One day, Mr. Blister, a soon to retire member, and I were sitting at a table together. He told me, "Miss Treecrab gave me an observation. It's pretty bad. Fortunately I don't give a @$%&."
"I'm happy to hear that," I told him.
"I knew it was gonna be terrible," he said. "She came in at 9:25 and just kept shaking her head. She walked out at 9:38. She was still shaking her head. I knew it would be awful."
"Are you sure about the time?" I asked him.
"Yes," he said. "I looked at my watch."
"Then the observation is invalid," I told him. "She needs to stay at least fifteen minutes. Let's file a grievance."
"I would," he said. "It's just that I don't give a @$%&."
"Yes, but I do. Let's file a grievance."
"Okay," he said. "I'll do it as a personal favor to you. But I still don't give a @$%&."
"Thank you," I said. We filed a grievance and won. The observation was tossed.

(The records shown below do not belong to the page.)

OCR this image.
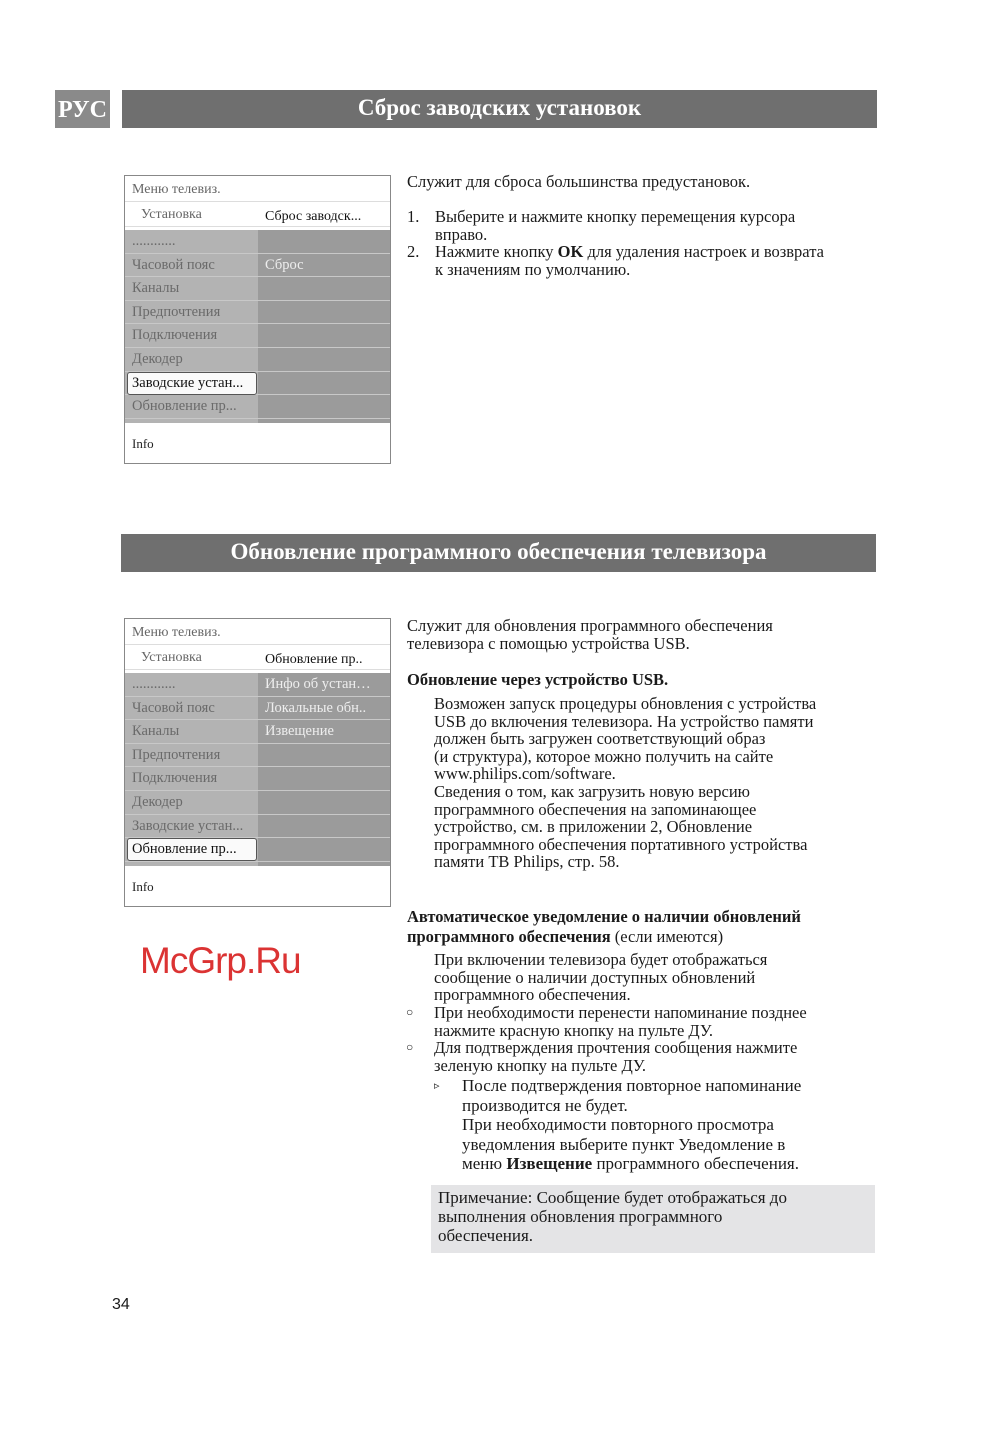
РУС	Сброс заводских установок
Меню телевиз.
Установка	Сброс заводск...
............
Часовой пояс	Сброс
Каналы
Предпочтения
Подключения
Декодер
Заводские устан...
Обновление пр...
Info
Служит для сброса большинства предустановок.
1. Выберите и нажмите кнопку перемещения курсора
вправо.
2. Нажмите кнопку OK для удаления настроек и возврата
к значениям по умолчанию.
Обновление программного обеспечения телевизора
Меню телевиз.
Установка	Обновление пр..
............	Инфо об устан…
Часовой пояс	Локальные обн..
Каналы	Извещение
Предпочтения
Подключения
Декодер
Заводские устан...
Обновление пр...
Info
Служит для обновления программного обеспечения
телевизора с помощью устройства USB.
Обновление через устройство USB.
Возможен запуск процедуры обновления с устройства
USB до включения телевизора. На устройство памяти
должен быть загружен соответствующий образ
(и структура), которое можно получить на сайте
www.philips.com/software.
Сведения о том, как загрузить новую версию
программного обеспечения на запоминающее
устройство, см. в приложении 2, Обновление
программного обеспечения портативного устройства
памяти ТВ Philips, стр. 58.
Автоматическое уведомление о наличии обновлений
программного обеспечения (если имеются)
При включении телевизора будет отображаться
сообщение о наличии доступных обновлений
программного обеспечения.
○ При необходимости перенести напоминание позднее
нажмите красную кнопку на пульте ДУ.
○ Для подтверждения прочтения сообщения нажмите
зеленую кнопку на пульте ДУ.
▹ После подтверждения повторное напоминание
производится не будет.
При необходимости повторного просмотра
уведомления выберите пункт Уведомление в
меню Извещение программного обеспечения.
Примечание: Сообщение будет отображаться до
выполнения обновления программного
обеспечения.
McGrp.Ru
34
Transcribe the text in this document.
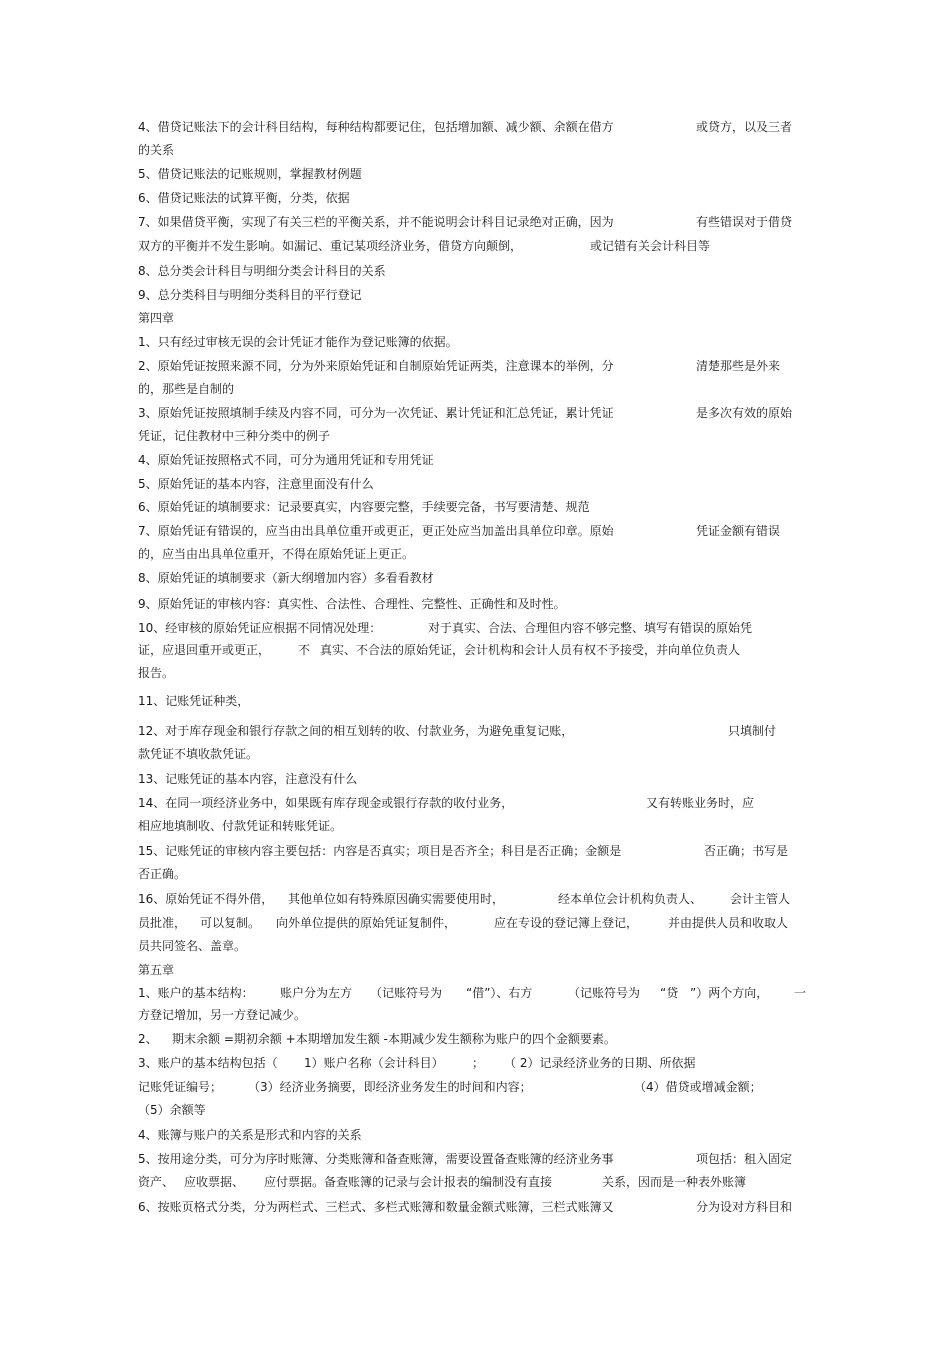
4、借贷记账法下的会计科目结构，每种结构都要记住，包括增加额、减少额、余额在借方	或贷方，以及三者
的关系
5、借贷记账法的记账规则，掌握教材例题
6、借贷记账法的试算平衡，分类，依据
7、如果借贷平衡，实现了有关三栏的平衡关系，并不能说明会计科目记录绝对正确，因为	有些错误对于借贷
双方的平衡并不发生影响。如漏记、重记某项经济业务，借贷方向颠倒，	或记错有关会计科目等
8、总分类会计科目与明细分类会计科目的关系
9、总分类科目与明细分类科目的平行登记
第四章
1、只有经过审核无误的会计凭证才能作为登记账簿的依据。
2、原始凭证按照来源不同，分为外来原始凭证和自制原始凭证两类，注意课本的举例，分	清楚那些是外来
的，那些是自制的
3、原始凭证按照填制手续及内容不同，可分为一次凭证、累计凭证和汇总凭证，累计凭证	是多次有效的原始
凭证，记住教材中三种分类中的例子
4、原始凭证按照格式不同，可分为通用凭证和专用凭证
5、原始凭证的基本内容，注意里面没有什么
6、原始凭证的填制要求：记录要真实，内容要完整，手续要完备，书写要清楚、规范
7、原始凭证有错误的，应当由出具单位重开或更正，更正处应当加盖出具单位印章。原始	凭证金额有错误
的，应当由出具单位重开，不得在原始凭证上更正。
8、原始凭证的填制要求（新大纲增加内容）多看看教材
9、原始凭证的审核内容：真实性、合法性、合理性、完整性、正确性和及时性。
10、经审核的原始凭证应根据不同情况处理：	对于真实、合法、合理但内容不够完整、填写有错误的原始凭
证，应退回重开或更正， 不 真实、不合法的原始凭证，会计机构和会计人员有权不予接受，并向单位负责人
报告。
11、记账凭证种类，
12、对于库存现金和银行存款之间的相互划转的收、付款业务，为避免重复记账，	只填制付
款凭证不填收款凭证。
13、记账凭证的基本内容，注意没有什么
14、在同一项经济业务中，如果既有库存现金或银行存款的收付业务，	又有转账业务时，应
相应地填制收、付款凭证和转账凭证。
15、记账凭证的审核内容主要包括：内容是否真实；项目是否齐全；科目是否正确；金额是	否正确；书写是
否正确。
16、原始凭证不得外借， 其他单位如有特殊原因确实需要使用时，	经本单位会计机构负责人、 会计主管人
员批准， 可以复制。 向外单位提供的原始凭证复制件，	应在专设的登记簿上登记， 并由提供人员和收取人
员共同签名、盖章。
第五章
1、账户的基本结构： 账户分为左方 （记账符号为 “借”）、右方	（记账符号为 “贷 ”）两个方向， 一
方登记增加，另一方登记减少。
2、 期末余额 =期初余额 +本期增加发生额 -本期减少发生额称为账户的四个金额要素。
3、账户的基本结构包括（ 1）账户名称（会计科目） ； （ 2）记录经济业务的日期、所依据
记账凭证编号； （3）经济业务摘要，即经济业务发生的时间和内容；	（4）借贷或增减金额；
（5）余额等
4、账簿与账户的关系是形式和内容的关系
5、按用途分类，可分为序时账簿、分类账簿和备查账簿，需要设置备查账簿的经济业务事	项包括：租入固定
资产、 应收票据、 应付票据。备查账簿的记录与会计报表的编制没有直接	关系，因而是一种表外账簿
6、按账页格式分类，分为两栏式、三栏式、多栏式账簿和数量金额式账簿，三栏式账簿又	分为设对方科目和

I thought about that when I was counseling another member. He was very upset. I told him the story.
"Try to channel Mr. Blister," I told him.
"You're right," he said. "I DON'T GIVE A @$%&! HOW COULD THOSE IDIOTS DO THAT? WHO DO THEY THINK THEY ARE?"
"No, you're not getting it," I said. "Take a deep breath. Good. Now try it again."
"I DON'T GIVE A FLYING @$%&. WHAT THOSE MORONS THINK!"
"No. You need to channel Mr. Blister. Think about this," I said. "What's the opposite of love?"
"IT'S HATE. I HATE EVERY ONE OF THEM. I DON'T GIVE A @$%&!!!"
"The opposite of love is not hate. It's indifference. Mr. Blister really didn't give a @$%& about that observation report. He would've been fine if they wrote 200 more. That's the approach you have to take."
I started making peaceful, calming gestures. After a while he got it.
"I don't give a @$%&," he said, finally with calm.
I hope he can keep that up. I probably wouldn't give that advice to a new teacher. But when you have enough years in, and you have Boy Wonder for a supervisor, it could be the best way to go.